19 Mayıs'ta atılan millî temel
19 Mayıs 1919'da Samsun'a çıkan M. Kemal Atatürk, Nutuk'un girişinde Türkiye'nin vaziyetini anlatmıştı. Dün burada verdim. Çok güç şartlarda istiklâl savaşına girdik...
Düşman Polatlı'ya kadar geldi ve top atışları, neredeyse, Ankara'da Meclis'ten duyuluyordu. Çok savundukları Vahidettin İstanbul'da ne yapıyordu? İngilizlerin baskı ve tazyikiyle Mustafa Kemal'i Millî Mücadele emelinden vazgeçirmeye çalışıyor; olmadı idam hükmünü veriyor; olmadı, "Halife" sıfatıyla, Anadolu'nun 30 küsur noktasında isyan çıkarttırıyordu.

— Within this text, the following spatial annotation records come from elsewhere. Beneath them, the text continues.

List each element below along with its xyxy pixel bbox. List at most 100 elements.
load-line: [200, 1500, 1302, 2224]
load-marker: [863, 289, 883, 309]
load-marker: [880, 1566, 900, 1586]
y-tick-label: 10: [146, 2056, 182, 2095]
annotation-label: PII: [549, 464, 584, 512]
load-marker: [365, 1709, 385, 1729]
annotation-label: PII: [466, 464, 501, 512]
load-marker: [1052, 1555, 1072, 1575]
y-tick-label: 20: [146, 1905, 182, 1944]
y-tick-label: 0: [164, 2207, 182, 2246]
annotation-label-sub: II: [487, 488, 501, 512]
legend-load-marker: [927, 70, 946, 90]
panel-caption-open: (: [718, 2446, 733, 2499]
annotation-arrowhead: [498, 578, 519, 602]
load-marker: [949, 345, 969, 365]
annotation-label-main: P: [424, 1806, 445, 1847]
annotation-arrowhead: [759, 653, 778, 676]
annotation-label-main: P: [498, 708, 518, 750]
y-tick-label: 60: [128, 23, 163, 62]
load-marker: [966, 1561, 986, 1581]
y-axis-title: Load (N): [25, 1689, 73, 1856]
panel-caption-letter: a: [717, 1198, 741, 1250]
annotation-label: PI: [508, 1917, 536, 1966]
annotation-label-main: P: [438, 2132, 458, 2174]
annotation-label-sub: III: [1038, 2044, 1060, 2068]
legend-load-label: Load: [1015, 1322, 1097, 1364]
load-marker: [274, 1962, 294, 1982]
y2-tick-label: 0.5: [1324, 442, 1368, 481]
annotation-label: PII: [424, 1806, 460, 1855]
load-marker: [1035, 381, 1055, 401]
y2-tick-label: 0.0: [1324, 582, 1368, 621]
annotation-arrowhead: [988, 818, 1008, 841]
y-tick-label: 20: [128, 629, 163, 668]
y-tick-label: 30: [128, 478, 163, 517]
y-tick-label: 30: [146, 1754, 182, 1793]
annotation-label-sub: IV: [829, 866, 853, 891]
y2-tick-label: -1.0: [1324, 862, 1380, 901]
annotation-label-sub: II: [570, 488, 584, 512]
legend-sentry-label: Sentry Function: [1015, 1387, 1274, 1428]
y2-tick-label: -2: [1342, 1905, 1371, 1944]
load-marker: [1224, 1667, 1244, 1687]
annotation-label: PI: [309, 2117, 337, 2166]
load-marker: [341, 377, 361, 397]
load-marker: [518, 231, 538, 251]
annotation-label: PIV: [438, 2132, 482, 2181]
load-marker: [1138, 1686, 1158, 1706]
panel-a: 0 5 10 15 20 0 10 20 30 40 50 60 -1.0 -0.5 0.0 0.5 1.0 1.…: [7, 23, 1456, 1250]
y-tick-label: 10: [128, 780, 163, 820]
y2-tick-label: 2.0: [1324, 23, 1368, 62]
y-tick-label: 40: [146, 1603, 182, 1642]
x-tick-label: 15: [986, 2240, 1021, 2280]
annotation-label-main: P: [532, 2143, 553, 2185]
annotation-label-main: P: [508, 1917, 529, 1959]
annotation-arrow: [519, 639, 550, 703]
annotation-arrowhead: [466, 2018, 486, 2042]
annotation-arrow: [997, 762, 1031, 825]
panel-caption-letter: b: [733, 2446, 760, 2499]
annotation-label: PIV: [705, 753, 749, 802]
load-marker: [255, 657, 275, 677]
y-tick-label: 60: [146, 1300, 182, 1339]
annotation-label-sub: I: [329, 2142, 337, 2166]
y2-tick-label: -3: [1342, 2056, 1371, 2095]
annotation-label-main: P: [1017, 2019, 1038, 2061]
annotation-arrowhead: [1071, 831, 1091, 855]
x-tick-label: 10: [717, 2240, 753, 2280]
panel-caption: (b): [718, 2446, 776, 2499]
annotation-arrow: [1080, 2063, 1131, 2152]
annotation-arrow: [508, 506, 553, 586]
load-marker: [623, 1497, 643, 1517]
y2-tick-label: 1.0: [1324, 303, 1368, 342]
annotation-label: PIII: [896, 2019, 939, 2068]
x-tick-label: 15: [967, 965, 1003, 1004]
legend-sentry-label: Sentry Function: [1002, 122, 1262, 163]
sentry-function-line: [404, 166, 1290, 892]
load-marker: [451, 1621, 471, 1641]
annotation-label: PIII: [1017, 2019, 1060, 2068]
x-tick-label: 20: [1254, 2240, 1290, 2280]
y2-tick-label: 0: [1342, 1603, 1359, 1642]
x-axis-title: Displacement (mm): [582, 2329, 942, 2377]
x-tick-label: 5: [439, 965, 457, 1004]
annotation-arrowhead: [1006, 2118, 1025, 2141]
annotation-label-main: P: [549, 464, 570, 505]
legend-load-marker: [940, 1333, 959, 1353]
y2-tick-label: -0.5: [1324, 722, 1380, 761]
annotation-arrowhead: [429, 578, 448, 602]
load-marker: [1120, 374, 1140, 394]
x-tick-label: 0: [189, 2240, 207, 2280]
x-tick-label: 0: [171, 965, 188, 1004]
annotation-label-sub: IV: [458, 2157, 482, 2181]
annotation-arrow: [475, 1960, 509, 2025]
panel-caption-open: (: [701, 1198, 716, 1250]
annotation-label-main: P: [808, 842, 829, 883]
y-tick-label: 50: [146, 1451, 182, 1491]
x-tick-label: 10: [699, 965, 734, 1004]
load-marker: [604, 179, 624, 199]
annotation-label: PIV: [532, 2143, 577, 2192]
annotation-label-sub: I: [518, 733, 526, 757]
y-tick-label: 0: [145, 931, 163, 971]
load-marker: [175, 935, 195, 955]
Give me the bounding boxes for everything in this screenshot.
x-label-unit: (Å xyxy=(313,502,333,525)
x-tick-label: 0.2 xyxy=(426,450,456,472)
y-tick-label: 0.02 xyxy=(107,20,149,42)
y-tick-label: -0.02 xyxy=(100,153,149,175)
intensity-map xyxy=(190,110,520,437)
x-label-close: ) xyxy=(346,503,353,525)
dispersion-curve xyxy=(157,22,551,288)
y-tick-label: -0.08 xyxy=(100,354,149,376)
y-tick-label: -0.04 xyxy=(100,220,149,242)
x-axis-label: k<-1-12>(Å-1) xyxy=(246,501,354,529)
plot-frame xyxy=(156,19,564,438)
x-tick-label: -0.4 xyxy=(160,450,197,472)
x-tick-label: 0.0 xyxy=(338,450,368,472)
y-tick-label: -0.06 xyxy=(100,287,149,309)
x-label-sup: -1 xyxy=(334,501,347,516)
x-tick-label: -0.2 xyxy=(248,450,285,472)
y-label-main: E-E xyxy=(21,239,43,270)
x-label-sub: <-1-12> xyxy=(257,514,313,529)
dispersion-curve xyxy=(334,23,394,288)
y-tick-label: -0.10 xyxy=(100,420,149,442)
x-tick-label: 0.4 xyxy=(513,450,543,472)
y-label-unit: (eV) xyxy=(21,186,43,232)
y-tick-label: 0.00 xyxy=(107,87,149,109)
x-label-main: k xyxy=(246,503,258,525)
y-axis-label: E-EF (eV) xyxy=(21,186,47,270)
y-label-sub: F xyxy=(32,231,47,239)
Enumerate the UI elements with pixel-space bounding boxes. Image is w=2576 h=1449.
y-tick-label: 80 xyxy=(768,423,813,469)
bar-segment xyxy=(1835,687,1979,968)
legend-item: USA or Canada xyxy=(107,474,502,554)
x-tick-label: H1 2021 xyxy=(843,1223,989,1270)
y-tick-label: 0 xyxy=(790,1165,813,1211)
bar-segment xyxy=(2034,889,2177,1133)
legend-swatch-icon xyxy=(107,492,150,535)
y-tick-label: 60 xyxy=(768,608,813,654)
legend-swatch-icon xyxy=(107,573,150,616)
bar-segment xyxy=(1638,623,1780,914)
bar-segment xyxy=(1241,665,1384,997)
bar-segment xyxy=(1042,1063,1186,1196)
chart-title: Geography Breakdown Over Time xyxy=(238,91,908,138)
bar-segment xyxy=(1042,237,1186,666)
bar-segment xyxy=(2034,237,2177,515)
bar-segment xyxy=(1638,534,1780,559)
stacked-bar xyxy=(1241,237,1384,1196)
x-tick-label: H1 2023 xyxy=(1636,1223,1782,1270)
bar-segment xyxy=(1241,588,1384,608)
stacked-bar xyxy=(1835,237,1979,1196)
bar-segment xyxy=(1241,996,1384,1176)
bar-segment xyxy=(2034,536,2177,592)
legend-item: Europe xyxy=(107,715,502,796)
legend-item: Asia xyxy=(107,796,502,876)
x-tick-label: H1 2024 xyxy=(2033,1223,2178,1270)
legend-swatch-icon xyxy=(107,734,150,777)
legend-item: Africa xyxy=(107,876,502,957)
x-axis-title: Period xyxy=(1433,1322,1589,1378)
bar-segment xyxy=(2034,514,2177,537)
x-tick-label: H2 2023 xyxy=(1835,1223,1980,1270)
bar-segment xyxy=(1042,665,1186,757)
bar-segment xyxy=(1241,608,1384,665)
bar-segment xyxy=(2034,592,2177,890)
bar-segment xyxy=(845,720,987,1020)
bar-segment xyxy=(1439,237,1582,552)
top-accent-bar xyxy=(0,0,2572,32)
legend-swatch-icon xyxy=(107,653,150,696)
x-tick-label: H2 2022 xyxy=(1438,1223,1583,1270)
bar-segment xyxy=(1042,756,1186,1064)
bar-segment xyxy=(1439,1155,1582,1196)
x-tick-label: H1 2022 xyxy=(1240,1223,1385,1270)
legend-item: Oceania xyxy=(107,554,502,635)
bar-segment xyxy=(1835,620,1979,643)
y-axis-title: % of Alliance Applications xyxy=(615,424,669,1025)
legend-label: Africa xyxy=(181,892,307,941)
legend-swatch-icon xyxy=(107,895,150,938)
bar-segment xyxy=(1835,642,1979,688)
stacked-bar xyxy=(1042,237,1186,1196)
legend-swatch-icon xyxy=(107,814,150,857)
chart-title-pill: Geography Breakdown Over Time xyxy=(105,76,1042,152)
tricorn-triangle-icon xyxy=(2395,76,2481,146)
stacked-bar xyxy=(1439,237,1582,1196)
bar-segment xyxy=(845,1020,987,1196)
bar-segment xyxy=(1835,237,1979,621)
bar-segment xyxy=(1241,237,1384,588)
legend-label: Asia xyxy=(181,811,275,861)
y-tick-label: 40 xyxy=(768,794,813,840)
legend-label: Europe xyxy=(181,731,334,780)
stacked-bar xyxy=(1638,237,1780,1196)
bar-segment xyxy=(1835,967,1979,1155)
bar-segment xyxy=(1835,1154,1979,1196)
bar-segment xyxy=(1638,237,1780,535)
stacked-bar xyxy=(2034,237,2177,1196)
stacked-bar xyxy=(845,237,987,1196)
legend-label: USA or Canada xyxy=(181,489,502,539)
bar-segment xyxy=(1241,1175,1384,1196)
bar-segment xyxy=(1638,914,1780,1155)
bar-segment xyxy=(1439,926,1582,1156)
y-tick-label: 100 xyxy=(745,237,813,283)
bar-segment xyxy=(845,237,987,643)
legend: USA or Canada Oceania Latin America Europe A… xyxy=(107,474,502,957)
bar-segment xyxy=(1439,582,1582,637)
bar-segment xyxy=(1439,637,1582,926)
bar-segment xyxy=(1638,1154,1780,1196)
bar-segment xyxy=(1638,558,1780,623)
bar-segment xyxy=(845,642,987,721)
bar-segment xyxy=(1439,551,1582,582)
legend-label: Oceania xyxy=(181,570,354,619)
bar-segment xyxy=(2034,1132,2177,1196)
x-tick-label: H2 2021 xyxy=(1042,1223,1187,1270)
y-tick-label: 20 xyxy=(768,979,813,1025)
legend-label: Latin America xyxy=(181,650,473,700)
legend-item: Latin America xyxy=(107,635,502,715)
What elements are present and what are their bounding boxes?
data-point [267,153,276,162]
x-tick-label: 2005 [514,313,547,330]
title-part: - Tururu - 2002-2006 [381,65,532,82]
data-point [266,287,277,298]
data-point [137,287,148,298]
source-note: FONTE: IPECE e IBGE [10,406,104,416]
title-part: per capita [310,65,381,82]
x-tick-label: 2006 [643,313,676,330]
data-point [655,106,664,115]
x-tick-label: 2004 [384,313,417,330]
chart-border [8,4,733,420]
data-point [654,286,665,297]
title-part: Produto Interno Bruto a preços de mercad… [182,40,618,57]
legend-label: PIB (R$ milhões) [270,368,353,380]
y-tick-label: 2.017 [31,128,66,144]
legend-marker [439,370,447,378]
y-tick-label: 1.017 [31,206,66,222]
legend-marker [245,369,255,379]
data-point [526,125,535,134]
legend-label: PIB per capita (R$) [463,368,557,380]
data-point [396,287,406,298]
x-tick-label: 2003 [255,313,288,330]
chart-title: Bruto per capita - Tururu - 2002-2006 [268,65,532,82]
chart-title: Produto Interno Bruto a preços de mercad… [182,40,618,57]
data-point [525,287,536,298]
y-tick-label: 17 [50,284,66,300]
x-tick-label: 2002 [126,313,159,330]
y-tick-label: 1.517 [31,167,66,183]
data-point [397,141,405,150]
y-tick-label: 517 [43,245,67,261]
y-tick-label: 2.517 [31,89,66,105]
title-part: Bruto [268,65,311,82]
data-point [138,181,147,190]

Vahidettin'i tümden suçlamak elbette doğru olmaz. Ama basiretsizliğini her fırsatta hatırlatmak gerekir. "Halife" isteseydi, zindana atılmayı ve hatta çarpışarak ölmeyi göze alır, İngilizlere, İtilaf Devletlerine kafa tutar, geri adım attırabilirdi. Çevresine aldandı, Anadolu'da Millî Mücadele yürütenleri kıskananlara aldandı.
Osmanlı-Yeni Türkiye zıtlığıyla meseleyi ele almayalım. Yoksa geçmişimizi inkâr etmiş oluruz. Nevzuhur değiliz; Osmanlı'dan neş'et ettik. Silsile geriye doğru gider ve köklerimize iner. Cumhuriyet'in ilk yıllarında ister istemez, geçmişin umutlarını söndürmek için, Osmanlı yönetimine aşırı yüklenilmiş, yeni bir istikamet tayin edilmiştir. Tarih orada duruyor; ne üstü örtülebilir, ne yok sayılabilir. Sonunda, taşlar yerli yerine oturtulunca tabiî bağ kurulur.